The differential effect of GA on the BT-20 and MDA-MB-231 cell lines could be due to the epithelial character of these cells. It is well known that neuroserpin functions as a significant protective molecule for metastatic cancer cells from a defense mechanism called blood-brain-barrier (BBB) in the colonization process of brain metastasis [29]. During colonization, metastatic cancer cells with mesenchymal character tend to increase their decreased E-cadherin expression [24]. Therefore, we hypothesized that the expression levels of E-cadherin and neuroserpin could be upregulated by dependent or independent mechanisms in metastatic colonization. Consequently, the BT-20 cells with elevated E-cadherin levels compared to the MDA-MB-231 cells may have higher potential for their ability to acquire resistance to apoptosis-inducing anti-cancer molecules such as GA by increasing neuroserpin.

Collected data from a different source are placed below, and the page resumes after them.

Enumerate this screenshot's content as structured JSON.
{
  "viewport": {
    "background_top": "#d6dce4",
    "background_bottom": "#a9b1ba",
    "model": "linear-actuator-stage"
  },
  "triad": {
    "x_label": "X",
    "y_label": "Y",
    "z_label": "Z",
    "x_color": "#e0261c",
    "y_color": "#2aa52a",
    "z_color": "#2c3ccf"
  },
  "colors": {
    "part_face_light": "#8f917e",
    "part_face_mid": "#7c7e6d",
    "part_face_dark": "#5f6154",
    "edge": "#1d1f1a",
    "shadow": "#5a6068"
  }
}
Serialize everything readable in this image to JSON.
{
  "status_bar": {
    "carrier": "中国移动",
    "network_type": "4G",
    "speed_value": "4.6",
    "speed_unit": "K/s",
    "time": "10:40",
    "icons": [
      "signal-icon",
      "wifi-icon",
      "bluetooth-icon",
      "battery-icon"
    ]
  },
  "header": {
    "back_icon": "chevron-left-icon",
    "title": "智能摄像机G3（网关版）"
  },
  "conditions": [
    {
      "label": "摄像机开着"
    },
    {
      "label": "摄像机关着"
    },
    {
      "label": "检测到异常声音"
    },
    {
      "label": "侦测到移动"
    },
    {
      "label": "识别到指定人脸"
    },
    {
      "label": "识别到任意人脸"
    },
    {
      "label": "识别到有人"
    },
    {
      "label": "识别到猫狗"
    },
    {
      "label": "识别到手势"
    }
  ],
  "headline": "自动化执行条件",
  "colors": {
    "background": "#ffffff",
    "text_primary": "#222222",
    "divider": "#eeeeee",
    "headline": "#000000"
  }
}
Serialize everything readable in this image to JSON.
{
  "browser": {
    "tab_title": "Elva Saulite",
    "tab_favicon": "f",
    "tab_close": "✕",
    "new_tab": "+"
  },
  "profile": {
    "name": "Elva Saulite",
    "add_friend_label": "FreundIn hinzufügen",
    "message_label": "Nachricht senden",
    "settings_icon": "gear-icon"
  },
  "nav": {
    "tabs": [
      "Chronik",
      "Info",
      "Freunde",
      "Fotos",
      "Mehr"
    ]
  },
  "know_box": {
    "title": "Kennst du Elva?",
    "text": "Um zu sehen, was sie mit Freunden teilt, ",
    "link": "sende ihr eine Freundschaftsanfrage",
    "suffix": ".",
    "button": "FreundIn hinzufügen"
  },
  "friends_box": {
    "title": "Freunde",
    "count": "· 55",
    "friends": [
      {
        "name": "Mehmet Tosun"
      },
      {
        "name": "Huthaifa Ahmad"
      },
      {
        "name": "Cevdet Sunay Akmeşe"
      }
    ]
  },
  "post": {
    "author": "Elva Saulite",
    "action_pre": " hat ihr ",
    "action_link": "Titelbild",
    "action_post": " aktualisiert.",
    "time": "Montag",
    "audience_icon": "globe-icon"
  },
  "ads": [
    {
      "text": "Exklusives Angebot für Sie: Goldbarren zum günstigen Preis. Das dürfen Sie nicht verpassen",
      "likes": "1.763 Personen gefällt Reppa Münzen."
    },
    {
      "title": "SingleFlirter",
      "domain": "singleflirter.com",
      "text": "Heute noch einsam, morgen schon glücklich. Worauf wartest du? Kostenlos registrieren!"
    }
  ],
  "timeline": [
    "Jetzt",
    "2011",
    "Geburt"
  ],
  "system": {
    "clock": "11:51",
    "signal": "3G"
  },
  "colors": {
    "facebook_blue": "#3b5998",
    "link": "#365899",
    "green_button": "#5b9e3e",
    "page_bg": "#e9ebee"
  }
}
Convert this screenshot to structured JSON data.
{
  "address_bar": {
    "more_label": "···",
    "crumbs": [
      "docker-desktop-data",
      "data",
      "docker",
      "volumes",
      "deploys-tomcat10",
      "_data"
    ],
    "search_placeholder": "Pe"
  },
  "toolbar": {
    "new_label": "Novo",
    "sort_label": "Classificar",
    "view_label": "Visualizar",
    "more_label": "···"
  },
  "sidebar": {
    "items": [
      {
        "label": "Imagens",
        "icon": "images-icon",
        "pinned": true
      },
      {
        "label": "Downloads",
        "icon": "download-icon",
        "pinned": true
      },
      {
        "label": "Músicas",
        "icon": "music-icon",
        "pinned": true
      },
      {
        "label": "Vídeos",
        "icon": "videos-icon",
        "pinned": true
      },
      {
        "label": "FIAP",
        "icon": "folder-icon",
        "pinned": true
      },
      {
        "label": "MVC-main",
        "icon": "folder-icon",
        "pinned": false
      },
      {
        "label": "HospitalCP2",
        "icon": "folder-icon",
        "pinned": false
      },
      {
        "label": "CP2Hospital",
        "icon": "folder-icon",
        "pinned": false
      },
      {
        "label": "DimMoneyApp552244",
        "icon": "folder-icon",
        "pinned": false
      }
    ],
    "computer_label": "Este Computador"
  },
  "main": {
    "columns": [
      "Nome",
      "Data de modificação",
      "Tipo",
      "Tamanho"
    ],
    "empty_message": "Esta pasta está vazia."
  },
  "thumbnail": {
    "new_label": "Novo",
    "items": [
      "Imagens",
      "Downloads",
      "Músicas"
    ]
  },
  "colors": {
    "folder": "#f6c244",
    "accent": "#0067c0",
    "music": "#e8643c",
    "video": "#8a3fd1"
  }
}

There are many studies in literature investigating the effects of natural compounds on ROS-induced apoptosis in cancer. However, there is an increasing debate about whether natural compounds can be used during chemotherapy in patients receiving cancer treatment recently. While natural compounds increase the effects of chemotherapeutic drugs, they could also adversely effects and reduce their bioavailability. In order to shed light on this discussion, we investigated the effects of GA on treatment-resistant BC cells. The findings of the present study indicate that GA induces apoptosis via oxidative stress mechanism in TNBC cells. Also, as neuroserpin acts as a protective factor for cells from oxidative stress [38]. Our results show that there are fewer apoptotic cells and less oxidative stress formation in BT-20 cells. Additionally, GA leads to a dramatic upregulation of Neuroserpin in BT-20 cells compared to MDA-MB-231 cells; no increase in its expression was observed here. We think that the reason for this is the increase in neuroserpin. All these findings clearly indicate that Neuroserpin might be an alleviative effect on GA-induced oxidative stress and subsequent apoptosis in TNBC cells
Schematic summary of the changes in the expression profiles of GA-induced apoptotic pathway in the TNBC. GA, gambogic acid; TNBC, triple-negative breast cancer.